After describing the state of this consumer in health and healthcare, and how she/he got here, I have challenged hospital leadership to think more like marketers with a fierce lens on consumer experience and values. That equal proportions of U.S. consumers trust large retail and digital companies to help them manage their health is a jarring statistic to these hospital executives. The tie-up between CVS and Aetna marries the retail health/healthcare segments and responds to this consumer trust issue.

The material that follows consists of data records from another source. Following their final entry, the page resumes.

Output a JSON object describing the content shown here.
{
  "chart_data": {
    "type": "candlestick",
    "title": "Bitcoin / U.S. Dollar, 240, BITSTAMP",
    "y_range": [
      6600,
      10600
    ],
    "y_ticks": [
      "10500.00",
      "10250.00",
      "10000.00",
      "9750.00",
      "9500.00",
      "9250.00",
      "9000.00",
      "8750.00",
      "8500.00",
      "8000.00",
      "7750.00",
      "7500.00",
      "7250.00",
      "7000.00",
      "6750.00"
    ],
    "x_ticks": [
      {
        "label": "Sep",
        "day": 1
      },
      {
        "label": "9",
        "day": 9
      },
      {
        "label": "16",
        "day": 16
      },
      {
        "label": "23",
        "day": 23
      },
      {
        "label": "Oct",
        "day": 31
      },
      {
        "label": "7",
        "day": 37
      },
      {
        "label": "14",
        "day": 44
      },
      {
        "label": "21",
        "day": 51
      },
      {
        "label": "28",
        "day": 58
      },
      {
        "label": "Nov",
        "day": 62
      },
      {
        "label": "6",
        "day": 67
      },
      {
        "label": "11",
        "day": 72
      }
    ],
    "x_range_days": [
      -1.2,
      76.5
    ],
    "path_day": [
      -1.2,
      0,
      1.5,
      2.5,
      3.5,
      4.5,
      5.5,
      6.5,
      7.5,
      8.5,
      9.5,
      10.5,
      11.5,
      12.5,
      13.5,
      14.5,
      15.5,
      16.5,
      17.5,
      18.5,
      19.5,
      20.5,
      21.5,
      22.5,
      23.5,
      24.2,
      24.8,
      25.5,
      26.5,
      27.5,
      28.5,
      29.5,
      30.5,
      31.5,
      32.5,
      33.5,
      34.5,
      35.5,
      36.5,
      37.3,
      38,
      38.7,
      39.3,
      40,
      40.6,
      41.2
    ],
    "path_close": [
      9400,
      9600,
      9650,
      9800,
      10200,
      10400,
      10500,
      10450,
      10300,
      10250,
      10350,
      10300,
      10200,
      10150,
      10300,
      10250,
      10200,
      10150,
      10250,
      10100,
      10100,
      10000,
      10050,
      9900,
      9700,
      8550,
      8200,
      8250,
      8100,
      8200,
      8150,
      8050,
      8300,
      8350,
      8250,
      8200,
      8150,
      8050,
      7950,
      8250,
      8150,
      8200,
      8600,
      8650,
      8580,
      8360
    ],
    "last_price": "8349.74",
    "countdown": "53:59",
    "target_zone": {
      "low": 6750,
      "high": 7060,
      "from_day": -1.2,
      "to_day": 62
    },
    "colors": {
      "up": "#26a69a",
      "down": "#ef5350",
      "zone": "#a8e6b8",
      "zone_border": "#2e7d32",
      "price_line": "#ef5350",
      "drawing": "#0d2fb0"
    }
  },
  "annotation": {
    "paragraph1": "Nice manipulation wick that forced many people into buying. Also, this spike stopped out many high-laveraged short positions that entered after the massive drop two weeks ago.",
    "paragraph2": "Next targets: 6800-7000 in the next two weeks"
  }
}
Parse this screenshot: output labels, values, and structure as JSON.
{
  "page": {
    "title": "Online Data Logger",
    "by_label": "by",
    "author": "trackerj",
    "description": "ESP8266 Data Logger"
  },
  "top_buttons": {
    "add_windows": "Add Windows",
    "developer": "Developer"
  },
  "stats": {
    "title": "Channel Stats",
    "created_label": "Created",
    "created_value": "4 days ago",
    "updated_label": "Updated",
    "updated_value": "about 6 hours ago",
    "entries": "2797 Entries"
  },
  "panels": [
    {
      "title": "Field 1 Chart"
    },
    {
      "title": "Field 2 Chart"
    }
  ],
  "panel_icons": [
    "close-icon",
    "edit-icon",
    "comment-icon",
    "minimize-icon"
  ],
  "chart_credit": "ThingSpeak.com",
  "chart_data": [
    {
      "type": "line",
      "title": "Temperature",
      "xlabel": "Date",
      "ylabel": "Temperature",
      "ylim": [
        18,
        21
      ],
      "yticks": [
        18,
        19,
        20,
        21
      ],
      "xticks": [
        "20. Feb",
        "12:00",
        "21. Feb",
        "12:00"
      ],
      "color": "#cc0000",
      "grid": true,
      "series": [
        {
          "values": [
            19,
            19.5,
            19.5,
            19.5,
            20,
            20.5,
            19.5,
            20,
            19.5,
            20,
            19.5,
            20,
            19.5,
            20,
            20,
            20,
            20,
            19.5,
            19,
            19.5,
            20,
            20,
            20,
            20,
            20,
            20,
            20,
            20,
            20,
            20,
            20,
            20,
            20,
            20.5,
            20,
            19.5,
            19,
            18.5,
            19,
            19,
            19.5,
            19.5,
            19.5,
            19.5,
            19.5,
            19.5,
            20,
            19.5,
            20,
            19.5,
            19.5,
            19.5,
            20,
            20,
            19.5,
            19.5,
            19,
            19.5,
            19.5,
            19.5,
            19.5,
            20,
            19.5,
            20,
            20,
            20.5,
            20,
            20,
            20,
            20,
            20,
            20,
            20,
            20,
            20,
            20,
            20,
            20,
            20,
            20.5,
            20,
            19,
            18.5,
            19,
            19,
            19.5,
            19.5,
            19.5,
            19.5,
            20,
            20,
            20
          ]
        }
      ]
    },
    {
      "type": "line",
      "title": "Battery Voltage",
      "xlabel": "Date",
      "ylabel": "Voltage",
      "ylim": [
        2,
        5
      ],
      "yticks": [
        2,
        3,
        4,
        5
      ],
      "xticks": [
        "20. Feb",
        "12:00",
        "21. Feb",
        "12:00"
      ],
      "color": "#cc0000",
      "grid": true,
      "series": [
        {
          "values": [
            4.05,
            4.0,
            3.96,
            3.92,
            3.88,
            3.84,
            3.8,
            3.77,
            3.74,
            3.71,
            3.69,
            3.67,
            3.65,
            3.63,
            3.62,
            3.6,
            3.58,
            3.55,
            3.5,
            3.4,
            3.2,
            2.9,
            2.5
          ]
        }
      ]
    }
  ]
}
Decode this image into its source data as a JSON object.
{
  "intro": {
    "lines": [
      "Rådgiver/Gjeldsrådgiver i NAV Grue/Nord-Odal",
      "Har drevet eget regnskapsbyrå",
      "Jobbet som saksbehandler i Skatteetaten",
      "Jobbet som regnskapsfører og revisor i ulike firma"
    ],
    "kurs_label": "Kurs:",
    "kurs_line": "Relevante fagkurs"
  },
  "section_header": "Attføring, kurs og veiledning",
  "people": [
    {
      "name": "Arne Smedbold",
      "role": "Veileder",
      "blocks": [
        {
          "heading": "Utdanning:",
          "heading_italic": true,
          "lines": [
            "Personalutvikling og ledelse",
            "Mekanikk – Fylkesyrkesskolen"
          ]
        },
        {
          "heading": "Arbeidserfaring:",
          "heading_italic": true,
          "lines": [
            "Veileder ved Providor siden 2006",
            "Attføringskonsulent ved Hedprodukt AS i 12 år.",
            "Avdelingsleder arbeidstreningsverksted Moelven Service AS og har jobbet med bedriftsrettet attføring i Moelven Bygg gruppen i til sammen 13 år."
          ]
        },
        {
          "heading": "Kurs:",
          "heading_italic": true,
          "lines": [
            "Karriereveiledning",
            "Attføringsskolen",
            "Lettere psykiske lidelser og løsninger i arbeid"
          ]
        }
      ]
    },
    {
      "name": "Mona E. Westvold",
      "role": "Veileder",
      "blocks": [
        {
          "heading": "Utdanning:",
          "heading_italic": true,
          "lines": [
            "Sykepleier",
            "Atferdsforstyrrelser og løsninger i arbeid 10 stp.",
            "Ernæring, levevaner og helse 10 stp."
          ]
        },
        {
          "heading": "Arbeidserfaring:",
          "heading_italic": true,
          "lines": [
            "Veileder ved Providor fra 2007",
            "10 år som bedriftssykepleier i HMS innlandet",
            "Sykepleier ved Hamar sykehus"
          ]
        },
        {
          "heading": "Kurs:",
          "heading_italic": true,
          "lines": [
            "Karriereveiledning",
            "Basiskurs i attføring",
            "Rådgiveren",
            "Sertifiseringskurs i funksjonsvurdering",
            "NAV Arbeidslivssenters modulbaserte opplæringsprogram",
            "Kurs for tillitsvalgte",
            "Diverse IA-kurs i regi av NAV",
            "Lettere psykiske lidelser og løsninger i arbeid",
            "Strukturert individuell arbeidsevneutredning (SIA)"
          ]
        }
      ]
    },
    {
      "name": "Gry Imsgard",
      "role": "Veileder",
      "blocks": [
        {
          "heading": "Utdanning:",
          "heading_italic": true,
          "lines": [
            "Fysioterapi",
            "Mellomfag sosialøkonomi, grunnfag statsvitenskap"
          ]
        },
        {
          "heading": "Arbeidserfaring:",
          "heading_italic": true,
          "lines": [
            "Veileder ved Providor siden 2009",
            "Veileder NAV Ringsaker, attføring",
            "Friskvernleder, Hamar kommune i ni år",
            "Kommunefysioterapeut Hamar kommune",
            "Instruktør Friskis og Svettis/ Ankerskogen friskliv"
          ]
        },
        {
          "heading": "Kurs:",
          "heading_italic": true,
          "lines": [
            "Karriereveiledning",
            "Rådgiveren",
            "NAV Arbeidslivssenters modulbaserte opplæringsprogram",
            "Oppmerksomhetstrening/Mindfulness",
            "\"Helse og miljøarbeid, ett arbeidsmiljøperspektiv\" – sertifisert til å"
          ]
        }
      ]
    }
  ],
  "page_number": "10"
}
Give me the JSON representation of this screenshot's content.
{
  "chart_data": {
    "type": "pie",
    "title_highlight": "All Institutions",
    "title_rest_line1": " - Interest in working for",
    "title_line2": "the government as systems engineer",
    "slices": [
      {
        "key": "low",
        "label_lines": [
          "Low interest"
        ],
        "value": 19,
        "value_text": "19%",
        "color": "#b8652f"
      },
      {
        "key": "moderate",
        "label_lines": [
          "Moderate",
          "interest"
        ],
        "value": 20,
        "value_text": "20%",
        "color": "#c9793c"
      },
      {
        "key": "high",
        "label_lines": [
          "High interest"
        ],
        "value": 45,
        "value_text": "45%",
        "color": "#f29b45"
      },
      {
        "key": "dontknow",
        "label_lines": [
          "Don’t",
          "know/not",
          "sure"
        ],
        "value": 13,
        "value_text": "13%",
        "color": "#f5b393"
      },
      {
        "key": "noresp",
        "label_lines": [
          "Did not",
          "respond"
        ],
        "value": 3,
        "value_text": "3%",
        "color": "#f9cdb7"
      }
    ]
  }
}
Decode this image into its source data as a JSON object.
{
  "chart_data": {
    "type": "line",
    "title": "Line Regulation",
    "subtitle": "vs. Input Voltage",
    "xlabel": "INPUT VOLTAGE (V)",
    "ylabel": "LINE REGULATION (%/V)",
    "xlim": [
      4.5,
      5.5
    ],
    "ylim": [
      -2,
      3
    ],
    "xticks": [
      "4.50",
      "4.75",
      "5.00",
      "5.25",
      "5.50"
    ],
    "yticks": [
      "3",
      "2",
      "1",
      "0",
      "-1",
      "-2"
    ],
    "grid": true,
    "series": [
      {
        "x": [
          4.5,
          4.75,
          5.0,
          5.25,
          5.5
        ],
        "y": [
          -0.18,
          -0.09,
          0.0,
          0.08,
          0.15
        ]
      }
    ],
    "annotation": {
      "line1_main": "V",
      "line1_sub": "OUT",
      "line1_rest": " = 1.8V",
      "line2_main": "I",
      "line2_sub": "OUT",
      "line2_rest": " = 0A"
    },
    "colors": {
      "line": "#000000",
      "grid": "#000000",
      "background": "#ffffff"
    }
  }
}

But then, I remind them that nurses, pharmacists, and doctors are the three most-trusted professions in America.

These three professional clinicians are the human capital that comprise the heart of a hospital in a community.

Hospitals should be mindful that trust is necessary for patient/health engagement. And the trust is with hospitals if the organization chooses to leverage that goodwill for a value-exchange. Hospitals are economic engines in their local communities — often, the largest employer in town. “Everyone” in most communities knows someone who works in a hospital.

And hospital employees spend money in communities, bolstering local employment and tax bases.

Partnering with patients means empathizing with them as both clinical subjects and consumers. For the latter, refer to the sage column from JAMA which recommends that Value-Based Healthcare Means Valuing What Matters to Patients. This means thinking about the value-chain of the patient journey, from keeping people well in their communities through to managing sticker-shock in the financial office. The financial toxicity of healthcare is one risk factor threatening the hospital-patient relationship with the patient-as-payor.

As Mufasa told Simba in The Lion King, “You are more than what you have become. Remember who you are.”